Yes. The combination of Viennese tableware, classical music, a composed Minamiaoyama address, and Michelin Plate recognition makes this a credible special-occasion venue. It is a better fit for an intimate dinner for two or a small group who want a distinctive experience than for a large celebratory gathering. At ¥¥¥, the spend is appropriate for the occasion without requiring the commitment of a full ¥¥¥¥ starred room.
No formal dress code is published, but the setting , Viennese china, classical music, Michelin recognition, Minamiaoyama address , calls for smart casual as a floor, not a ceiling. Treat it the way you would a serious European restaurant dinner. Arriving in casual streetwear would be out of step with the room.
Seat count is not published, and the second-floor address and European fine-dining format suggest an intimate room rather than a large-group venue. For groups of more than four, contact the restaurant directly before booking to confirm capacity and whether the set-menu format works for your party size. Large group bookings are better suited to venues with confirmed private dining rooms.
This is not confirmed in available data. Austrian cuisine relies on some ingredients , game, offal, cream-based preparations, meat-heavy dishes , that can be difficult to navigate with strict dietary restrictions. Contact the restaurant directly before booking if you have specific requirements. The kitchen's engagement with classical Austrian techniques suggests flexibility may be limited compared to more internationally styled contemporary restaurants.
check the venue's official channels when booking to flag any restrictions. Given the tasting menu format and the specificity of Austrian cuisine, advance notice is important — substituting around core preparations like foie gras terrine takes planning. Don't assume flexibility on the night.
EWIG is a second-floor venue in a Minamiaoyama building with no published capacity data, so large group bookings are best confirmed directly. For groups of 4 or more, reach out well in advance — intimate European-style restaurants in this neighbourhood rarely have the floor space for parties above 6 or 8 without advance arrangement.

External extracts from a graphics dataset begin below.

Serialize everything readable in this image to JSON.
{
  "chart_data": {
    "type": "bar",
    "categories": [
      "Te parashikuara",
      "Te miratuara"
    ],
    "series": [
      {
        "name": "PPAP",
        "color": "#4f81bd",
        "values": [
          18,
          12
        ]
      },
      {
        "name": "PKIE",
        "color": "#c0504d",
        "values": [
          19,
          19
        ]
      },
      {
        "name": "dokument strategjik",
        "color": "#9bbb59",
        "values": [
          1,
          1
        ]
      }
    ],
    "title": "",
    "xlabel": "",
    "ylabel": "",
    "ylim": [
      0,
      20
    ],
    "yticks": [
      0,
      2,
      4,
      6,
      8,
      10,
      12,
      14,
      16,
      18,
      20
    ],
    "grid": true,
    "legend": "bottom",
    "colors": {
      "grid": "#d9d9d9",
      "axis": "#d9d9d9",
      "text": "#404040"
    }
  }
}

If you want to eat Austrian food in Tokyo, yes. EWIG holds a Michelin Plate (2025), signalling inspectors consider the cooking competent and worth noting. The menu draws directly on Viennese tradition — dishes like foie gras terrine inspired by Sachertorte give it a point of view you won't find anywhere else in the city. At ¥¥¥ pricing, you're paying for specificity and craft, not just novelty.
Minamiaoyama is one of Tokyo's more composed, upscale neighbourhoods, and EWIG's use of Viennese china and classical music sets a formal-adjacent tone. Dress neatly — a step above casual is appropriate. No formal dress code is confirmed in available data, but arriving underdressed would feel out of place.
Yes, and it's a sharper choice than most Tokyo fine dining because the concept is specific. Viennese tableware, classical music, and a kitchen that apprenticed in Austria give it a considered atmosphere that generic tasting-menu restaurants lack. Michelin Plate recognition (2025) adds some external validation if that matters to your guest.
At ¥¥¥, EWIG sits in Tokyo's mid-to-upper fine dining tier. The value case is straightforward: this is the only serious Austrian kitchen in the city, it holds a Michelin Plate (2025), and bookings are described as relatively easy to secure — so you're not paying a scarcity premium on top of the food price. If Austrian cuisine is what you're after, there's no comparable alternative in Tokyo.
Keep this venue in your Pearl passport, rate it after you visit, and track it alongside every other place you collect.